Ctrl+Alt+Shift+H (Cmd+Opt+Shift+H) centers but fits only the width.
Ctrl+Alt+Shift+G (Cmd+Opt+Shift+G) centers but fits only the height.
Those shortcuts are a handful; context-clicking the layer for the Transform menu is nearly as easy.
Anchor Point
The Pan Behind tool (Y)
repositions an anchor point in the Composition or Layer viewer (and
offsets the Position value to compensate). This prevents the layer from
appearing in a different location on the frame in which you’re working.
The Position offset is for that
frame only, however, so if there are Position keyframes, the layer may
appear offset on other frames if you drag the anchor point this way. To
reposition the anchor point without changing Position:
Change the anchor point value in the Timeline panel.
Use the Pan Behind tool in the Layer panel instead.
Hold the Alt (Opt) key as you drag with the Pan Behind tool.
Any of these options lets
you reposition the anchor point without messing up an animation by
changing one of the Position keyframes.
You can also animate the
anchor point, of course; this allows you to rotate as you pan around an
image while keeping the view centered. If you’re having trouble seeing
the anchor point path as you work, open the source in the Layer panel
and choose Anchor Point Path in the View pop-up menu (Figure 1).
Parent Hierarchy
Layer
parenting, in which all of the Transform settings (except Opacity,
which isn’t really a Transform setting) are passed from parent to child,
can be set up by revealing the Parent column in the Timeline panel.

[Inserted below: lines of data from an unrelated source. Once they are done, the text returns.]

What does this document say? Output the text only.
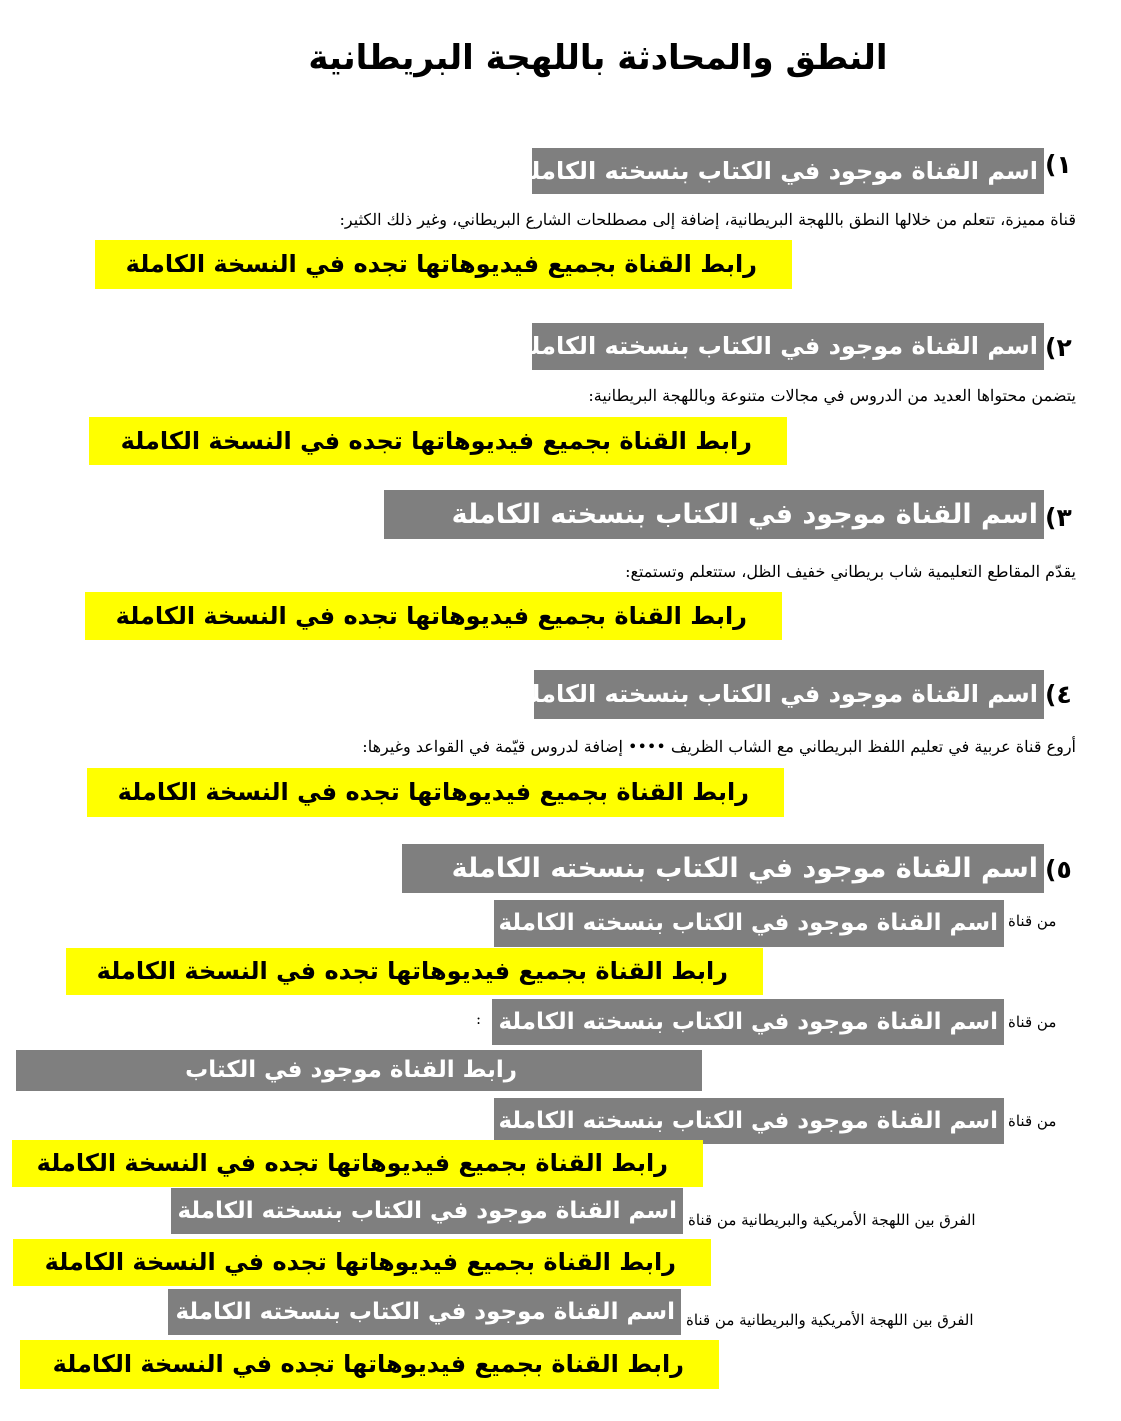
النطق والمحادثة باللهجة البريطانية
١)
اسم القناة موجود في الكتاب بنسخته الكاملة
قناة مميزة، تتعلم من خلالها النطق باللهجة البريطانية، إضافة إلى مصطلحات الشارع البريطاني، وغير ذلك الكثير:
رابط القناة بجميع فيديوهاتها تجده في النسخة الكاملة
٢)
اسم القناة موجود في الكتاب بنسخته الكاملة
يتضمن محتواها العديد من الدروس في مجالات متنوعة وباللهجة البريطانية:
رابط القناة بجميع فيديوهاتها تجده في النسخة الكاملة
٣)
اسم القناة موجود في الكتاب بنسخته الكاملة
يقدّم المقاطع التعليمية شاب بريطاني خفيف الظل، ستتعلم وتستمتع:
رابط القناة بجميع فيديوهاتها تجده في النسخة الكاملة
٤)
اسم القناة موجود في الكتاب بنسخته الكاملة
أروع قناة عربية في تعليم اللفظ البريطاني مع الشاب الظريف •••• إضافة لدروس قيّمة في القواعد وغيرها:
رابط القناة بجميع فيديوهاتها تجده في النسخة الكاملة
٥)
اسم القناة موجود في الكتاب بنسخته الكاملة
من قناة
اسم القناة موجود في الكتاب بنسخته الكاملة
رابط القناة بجميع فيديوهاتها تجده في النسخة الكاملة
من قناة
اسم القناة موجود في الكتاب بنسخته الكاملة
:
رابط القناة موجود في الكتاب
من قناة
اسم القناة موجود في الكتاب بنسخته الكاملة
رابط القناة بجميع فيديوهاتها تجده في النسخة الكاملة
الفرق بين اللهجة الأمريكية والبريطانية من قناة
اسم القناة موجود في الكتاب بنسخته الكاملة
رابط القناة بجميع فيديوهاتها تجده في النسخة الكاملة
الفرق بين اللهجة الأمريكية والبريطانية من قناة
اسم القناة موجود في الكتاب بنسخته الكاملة
رابط القناة بجميع فيديوهاتها تجده في النسخة الكاملة
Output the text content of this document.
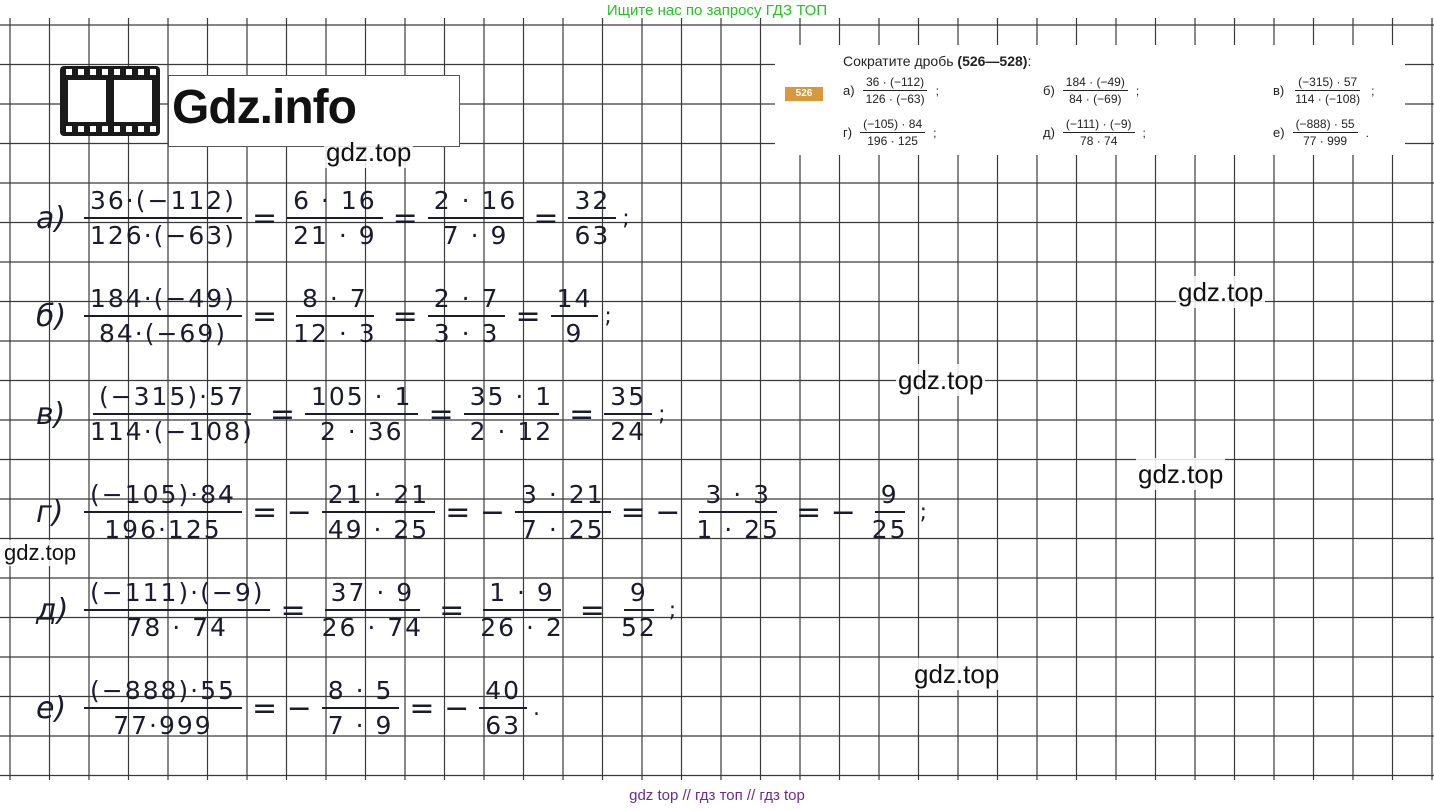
Ищите нас по запросу ГДЗ ТОП
Gdz.info
Сократите дробь (526—528):
526	$а) \frac{36 \cdot (-112)}{126 \cdot (-63)}$ ;	$б) \frac{184 \cdot (-49)}{84 \cdot (-69)}$ ;	$в) \frac{(-315) \cdot 57}{114 \cdot (-108)}$ ;
$г) \frac{(-105) \cdot 84}{196 \cdot 125}$ ;	$д) \frac{(-111) \cdot (-9)}{78 \cdot 74}$ ;	$е) \frac{(-888) \cdot 55}{77 \cdot 999}$ .
$а) \frac{36\cdot(-112)}{126\cdot(-63)} = \frac{6 \cdot 16}{21 \cdot 9} = \frac{2 \cdot 16}{7 \cdot 9} = \frac{32}{63}$ ;
$б) \frac{184\cdot(-49)}{84\cdot(-69)} = \frac{8 \cdot 7}{12 \cdot 3} = \frac{2 \cdot 7}{3 \cdot 3} = \frac{14}{9}$ ;
$в) \frac{(-315)\cdot 57}{114\cdot(-108)} = \frac{105 \cdot 1}{2 \cdot 36} = \frac{35 \cdot 1}{2 \cdot 12} = \frac{35}{24}$ ;
$г) \frac{(-105)\cdot 84}{196\cdot 125}$ = − $\frac{21 \cdot 21}{49 \cdot 25}$ = − $\frac{3 \cdot 21}{7 \cdot 25}$ = − $\frac{3 \cdot 3}{1 \cdot 25}$ = − $\frac{9}{25}$ ;
$д) \frac{(-111)\cdot(-9)}{78 \cdot 74} = \frac{37 \cdot 9}{26 \cdot 74} = \frac{1 \cdot 9}{26 \cdot 2} = \frac{9}{52}$ ;
$е) \frac{(-888)\cdot 55}{77\cdot 999}$ = − $\frac{8 \cdot 5}{7 \cdot 9}$ = − $\frac{40}{63}$ .
gdz.top
gdz.top
gdz.top
gdz.top
gdz.top
gdz.top
gdz top // гдз топ // гдз top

There, you can choose a layer’s parent either by selecting it from the
list or by dragging the pick whip to the parent layer and using the
setup as follows:
Parenting remains valid even if the parent layer moves, is duplicated, or changes its name.
A parent and all of its children can be selected by context-clicking the parent layer and choosing Select Children.
Parenting can be removed by choosing None from the Parent menu.
Null Objects (Ctrl+Alt+Shift+Y/Cmd+Opt+Shift+Y) exist only to be parents; they are actually 100 x 100 pixel layers that do not render.
You probably knew all of that. You might not know what happens when you add the Alt (Opt) key to Parent settings:
Hold Alt (Opt)
as you select the None option and the layer reverts to the Transform
values it had before being parented (otherwise the offset at the time
None is selected remains).
Hold Alt (Opt) as you select a Parent layer and its Transform data at the current frame is applied to the child layer prior to parenting.
This last point is a very cool
and easily missed method for arraying layers automatically. You
duplicate, offset, and parent to create the first layer in a pattern,
then duplicate that layer and Alt+Parent (Opt+Parent) it to the previous duplicate. It behaves like the Duplicate and Offset option in Illustrator (Figure 2).